More thoughts from Galicia

I passed a car hire agency today which labelled itself Un Renting. This got me thinking about the strange Spanish custom of taking English gerunds and turning them into Spanish nouns. El parking, for example. Or the even stranger custom of turning English nouns into gerunds and then into Spanish nouns. Well-known examples of this are el footing, el lifting and el spinning. Wouldn't it be good, I thought, if we adopted this approach for various service operators. So:-
Church - The praying.
Brothel - The fucking/banging/shagging/etc.
Hairdresser - The cutting.
Funeral parlour - The burying.
Crematorium - The burning.
Dentist - The drilling/filling.
Library - The booking.
Grocers - The greening.
Seamstress - The stitching.
Physio - The pummelling.
Bar - The pulling.
Shoe-repair - The cobbling.
Banking - The robbing.
Well, you get the picture. There's the usual magnificent prize for the best suggestion.
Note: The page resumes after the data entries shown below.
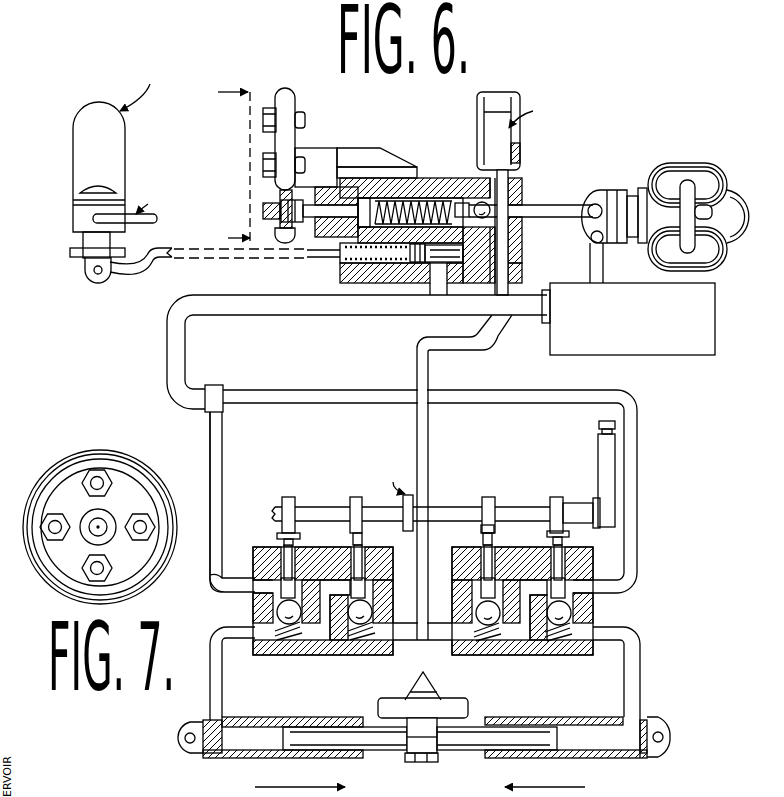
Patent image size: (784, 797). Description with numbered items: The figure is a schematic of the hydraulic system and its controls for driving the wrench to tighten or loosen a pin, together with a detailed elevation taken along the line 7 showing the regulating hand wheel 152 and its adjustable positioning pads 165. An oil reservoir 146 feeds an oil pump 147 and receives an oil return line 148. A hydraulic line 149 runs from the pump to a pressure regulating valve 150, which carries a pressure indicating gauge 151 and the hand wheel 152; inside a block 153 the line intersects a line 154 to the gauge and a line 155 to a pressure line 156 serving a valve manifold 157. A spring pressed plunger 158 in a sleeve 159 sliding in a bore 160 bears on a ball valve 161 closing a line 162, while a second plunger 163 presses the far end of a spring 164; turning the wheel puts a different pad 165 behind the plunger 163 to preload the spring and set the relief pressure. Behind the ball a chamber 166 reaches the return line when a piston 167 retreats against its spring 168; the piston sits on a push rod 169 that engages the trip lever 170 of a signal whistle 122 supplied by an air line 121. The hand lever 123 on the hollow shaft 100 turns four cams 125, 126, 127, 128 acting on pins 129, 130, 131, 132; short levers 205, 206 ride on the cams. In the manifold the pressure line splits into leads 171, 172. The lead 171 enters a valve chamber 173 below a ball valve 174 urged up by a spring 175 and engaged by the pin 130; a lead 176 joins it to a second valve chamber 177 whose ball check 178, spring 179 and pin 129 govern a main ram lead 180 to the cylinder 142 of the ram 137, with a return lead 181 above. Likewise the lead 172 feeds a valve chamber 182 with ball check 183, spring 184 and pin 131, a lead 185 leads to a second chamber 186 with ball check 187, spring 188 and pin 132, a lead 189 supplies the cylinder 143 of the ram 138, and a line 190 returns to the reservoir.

In FIG. 6, the section line 7— 7 is at (227, 166).
In FIG. 6, the hollow shaft 100 is at (443, 509).
In FIG. 6, the air line 121 is at (151, 224).
In FIG. 6, the signal whistle 122 is at (126, 152).
In FIG. 6, the hand lever 123 is at (616, 471).
In FIG. 6, the control valve actuating cam 125 is at (297, 503).
In FIG. 6, the control valve actuating cam 126 is at (378, 490).
In FIG. 6, the control valve actuating cam 127 is at (497, 501).
In FIG. 6, the control valve actuating cam 128 is at (584, 496).
In FIG. 6, the pin 129 is at (283, 540).
In FIG. 6, the pin 130 is at (363, 544).
In FIG. 6, the pin 131 is at (492, 544).
In FIG. 6, the pin 132 is at (560, 539).
In FIG. 6, the actuating ram 137 is at (390, 755).
In FIG. 6, the actuating ram 138 is at (457, 754).
In FIG. 6, the cylinder 142 is at (265, 722).
In FIG. 6, the cylinder 143 is at (575, 720).
In FIG. 6, the oil reservoir 146 is at (715, 317).
In FIG. 6, the oil pump 147 is at (687, 165).
In FIG. 6, the oil return line 148 is at (302, 317).
In FIG. 6, the hydraulic line 149 is at (548, 200).
In FIG. 6, the pressure regulating valve 150 is at (450, 178).
In FIG. 6, the pressure indicating gauge 151 is at (520, 138).
In FIG. 6, the regulating hand wheel 152 is at (297, 97).
In FIG. 7, the regulating hand wheel 152 is at (155, 471).
In FIG. 6, the block 153 is at (522, 250).
In FIG. 6, the line 154 is at (522, 183).
In FIG. 6, the line 155 is at (522, 270).
In FIG. 6, the pressure line 156 is at (429, 370).
In FIG. 6, the valve manifold 157 is at (423, 646).
In FIG. 6, the spring pressed plunger 158 is at (448, 178).
In FIG. 6, the sleeve 159 is at (379, 198).
In FIG. 6, the bore 160 is at (452, 203).
In FIG. 6, the ball valve 161 is at (485, 200).
In FIG. 6, the line 162 is at (497, 210).
In FIG. 6, the second plunger 163 is at (339, 202).
In FIG. 6, the spring 164 is at (398, 198).
In FIG. 6, the adjustable positioning pads 165 is at (304, 126).
In FIG. 7, the adjustable positioning pads 165 is at (104, 478).
In FIG. 6, the chamber 166 is at (527, 229).
In FIG. 6, the piston 167 is at (430, 283).
In FIG. 6, the spring 168 is at (340, 271).
In FIG. 6, the push rod 169 is at (171, 260).
In FIG. 6, the trip lever 170 is at (135, 275).
In FIG. 6, the lead 171 is at (394, 626).
In FIG. 6, the hydraulic lead 172 is at (439, 631).
In FIG. 6, the valve chamber 173 is at (343, 656).
In FIG. 6, the ball valve 174 is at (393, 584).
In FIG. 6, the spring 175 is at (368, 635).
In FIG. 6, the lead 176 is at (327, 588).
In FIG. 6, the second valve chamber 177 is at (273, 654).
In FIG. 6, the ball check 178 is at (254, 611).
In FIG. 6, the spring 179 is at (286, 656).
In FIG. 6, the main ram lead 180 is at (211, 707).
In FIG. 6, the return lead 181 is at (223, 496).
In FIG. 6, the valve chamber 182 is at (521, 651).
In FIG. 6, the ball check 183 is at (471, 612).
In FIG. 6, the spring 184 is at (473, 637).
In FIG. 6, the lead 185 is at (529, 649).
In FIG. 6, the second chamber 186 is at (582, 648).
In FIG. 6, the ball check 187 is at (595, 610).
In FIG. 6, the spring 188 is at (562, 656).
In FIG. 6, the lead 189 is at (641, 683).
In FIG. 6, the line 190 is at (517, 394).
In FIG. 6, the short lever 205 is at (282, 533).
In FIG. 6, the short lever 206 is at (569, 521).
Talking of Spanish . . . My elder daughter, now back in Madrid, tells me that in Guatamala the superlative of, say, linda is not lindisima but relinda.

And still on Spanish . . . One of the headlines in respect of Spain's Sunday night defeat by Brazil included the phrase - Brazil humaniza a España. Literally, this means 'Brazil makes Spain more human'. But I feel 'brings Spain down to earth' is possibly a better translation.
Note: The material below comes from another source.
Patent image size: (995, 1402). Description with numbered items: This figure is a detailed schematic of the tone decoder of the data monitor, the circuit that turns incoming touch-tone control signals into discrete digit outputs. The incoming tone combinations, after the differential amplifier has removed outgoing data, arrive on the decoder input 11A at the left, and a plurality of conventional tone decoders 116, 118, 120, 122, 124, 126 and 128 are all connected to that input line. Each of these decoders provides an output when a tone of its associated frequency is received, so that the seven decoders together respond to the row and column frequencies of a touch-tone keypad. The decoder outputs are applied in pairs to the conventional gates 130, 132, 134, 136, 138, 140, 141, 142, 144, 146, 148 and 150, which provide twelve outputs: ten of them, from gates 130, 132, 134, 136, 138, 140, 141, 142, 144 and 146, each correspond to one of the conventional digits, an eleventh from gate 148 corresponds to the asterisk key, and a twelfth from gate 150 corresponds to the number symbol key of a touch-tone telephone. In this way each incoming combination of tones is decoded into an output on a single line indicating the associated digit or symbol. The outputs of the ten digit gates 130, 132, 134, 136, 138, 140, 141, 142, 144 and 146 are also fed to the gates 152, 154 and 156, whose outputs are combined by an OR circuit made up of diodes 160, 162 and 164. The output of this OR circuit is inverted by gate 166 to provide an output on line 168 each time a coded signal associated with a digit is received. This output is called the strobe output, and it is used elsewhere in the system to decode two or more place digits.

Back briefly to English . . . The word 'Ta' for 'Thanks' is very common in Liverpool and, I believe, in the north of England generally, as well as Scotland. It's said the origin lies in the Danish for 'Thanks' - Tak. But there are those - like one of my house-guests - who think this is complete bollocks. To use the technical term. Are there any Danes out there?

Long-time readers will know that I have a large plastic owl which I occasionally take down to Veggie Square to try to keep away the ever-more-intrusive pigeons and the occasional impudent seagull. While I was partaking of a swift shandy elsewhere last night I noticed there was a similar owl on a pedestal between my table and the next one. You can judge its efficaciousness from the fact there were 3 pigeons eating crumbs on the latter.

Will the crisis see the end of the institution of bullfighting? I rather doubt it but the fullness of time - maybe 30 years - almost certainly will. Click here for more on the current travails of the fiesta nacional.

Will France beat the UK to an EU exit? It's looking increasingly likely. Click here for news of a eurosceptic who's doing rather better than Nigel Farage of UKIP.

Finally in this series of major questions . . . Can Pope Francis call a halt to the corruption gnawing at the heart of the Catholic Church? With a little help from his Friend, perhaps. Click here for more.


Ferrolano said...


“Tak” is not only Danish for thanks or thank you, but also Norwegian for the same thing. Any connections?? What I do understand is that the north of Scotland was at one point invaded by the Norwegians and in fact at least one town, Dornoch has a Norwegian name. A number of Scottish Gaelic words, for example; kirk, bairn are common to Norwegian also. It is not inconceivable that “ta” does descend from “tak”.

James Atkinson said...

Bairn is also found in Swedish too. Sutherland county in the far north of Scotland, means south land of course. The Vikings certainly settled there, but as usual the extent and process is still an area of some dispute.
Wikipedia on Scandinavian Scotland is worth a look.

Diego said...

"renting" in Spain refers to what is called a lease in the US.

Perry said...

In modern Swedish, litet barn means small child. Tack för alla means thanks for everything & tusen tack is a thousand thanks.

Modern Swedes are rather more polite these days.





Perry said...


In some ways I am not surprised that a lease is called el renting rather than el contrato de arrendamiento. Too many letters.....I blame el tweeting.


El gerunding:

Government - Upcocking.

European Union - Doddering.

Bonking - Bonking. (I hope.)

Quote from Big Bang Theory.

Sheldon in playing Super Mario.

"Hop, you little plumber, hop, hop, hop!


Colin Davies said...

@Ferrolano. And the Danes occupied the Wirral peninsula (and Liverpool), as well as much of NE England (Danelaw).

I need no more persuading.

@Perry. Thanks for those. V amusing.